# Hymer wing mirrors



## christedman (Aug 5, 2009)

I am attempting to work out whether my wing mirrors can fold in. (97 hymer 584). The arms seem to be well embedded into a holder on the door. They do not appear to move, but there is a grease nipple on the holder. On the bottom of the arm, under a plastic cover, is a large, well rusted nut. Any ideas on whether this should fold in?

Chris.


----------



## provencal (Nov 5, 2008)

Hi Chris,
We have a LHD '97 B534 and had the same problem. Southdowns, who sold us the van seemed clueless about it and foolishly I decided to leave the problem for after the hols.
Coming through a toll booth in a tunnel under Marseille, I crept forward to throw money into the basket and just clipped a panel with the RHS mirror. We were doing about 0.1 mph but it ripped off the mirror complete with its mounting, leaving a nasty mess.

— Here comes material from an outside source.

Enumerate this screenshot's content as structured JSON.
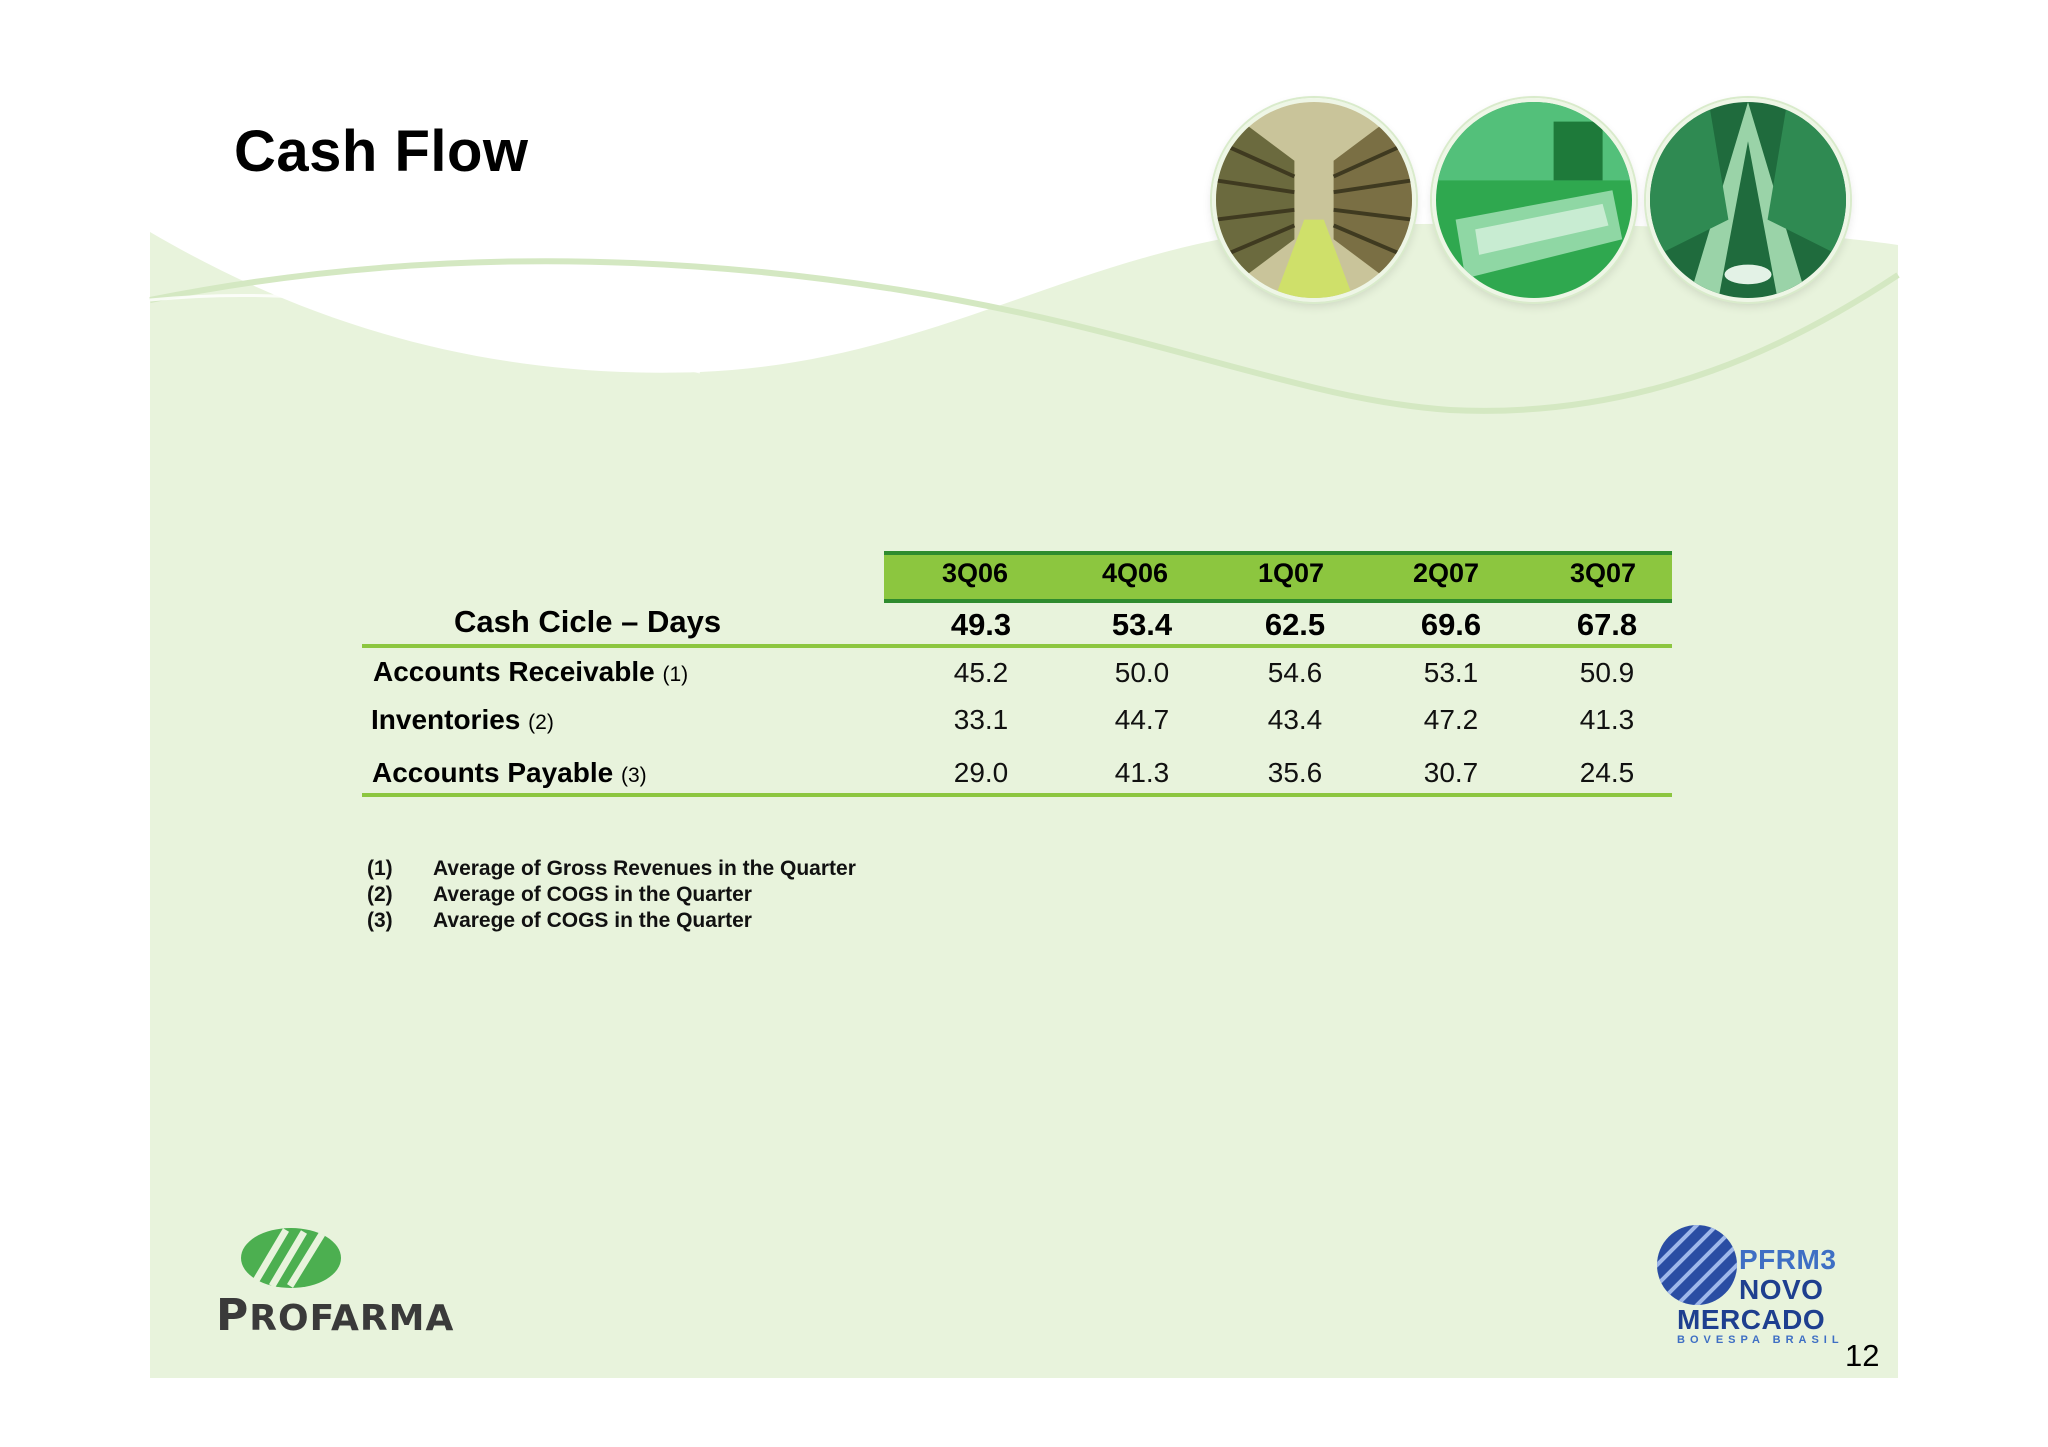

Pull down the plastic cap and remove the plug. The mirror should the slide upwards on the dovetailed arrangement. WD40 and gentle tapping may be necessary to enable the assembly to be removed from fixed part, which is attached to the van body with four screws.
I removed the fixed part to be used for holding the assembly to do the rest of the operation.
The rusty nut can be removed after liberally soaking with WD40 and then the end of a coil spring will be seen. More WD40 and patience and the spring can be pulled out after which the mirror arm should eventually be able to be loosened.
It will be worth it in the long run.
Best of Luck,

Brian

PS. Screwed the holder to a fixed solid lump of timber whilst easing the arm to and fro. Very small rotation at first then more until it all came out. Now grease regularly.

Hope this helps.


----------



## peeter (Aug 6, 2009)

*hymer mirror*

I used to fold the mirror on my 584 2001 back to park up close to a wall.I found after folding back a few times it would not stay in position.The garage looked at it and said the ajustable position holder no longer worked and suggested a new mirror!!. I have now put tape around it to hold it in place,and that seems to work if a bit untidy.


----------



## provencal (Nov 5, 2008)

Hi again Chris, 

If your mirrors ('97 vintage) are like ours, the large nut adjusts the amount of compression of the coil spring to adjust the rotational resistance of the mirror. In this way, you can set the mirror arm to lift out of the vee at the base at a force just above that created by windage. 

Hope this is useful, 

Brian


----------



## Carper (Aug 15, 2007)

christedman said:


> I am attempting to work out whether my wing mirrors can fold in. (97 hymer 584). The arms seem to be well embedded into a holder on the door. They do not appear to move, but there is a grease nipple on the holder. On the bottom of the arm, under a plastic cover, is a large, well rusted nut. Any ideas on whether this should fold in?
> 
> Chris.


Chris

Remove the plastic cap and slacken the nut. Once the nut is only half on the thread, tap it upwards with a mallet. When the shaft is loose, remove the nut and spring.

You now should be able to withdraw the mirror and shaft. It may be rusty and need cleaning with some emery paper. Grease the shaft and re-assemble. tighten the nut until you are unable to fold the mirror, then back it off until you can.

I can't fold my mirrors back, they are too big, so I fold them forward.

Hope this helps

Doug


----------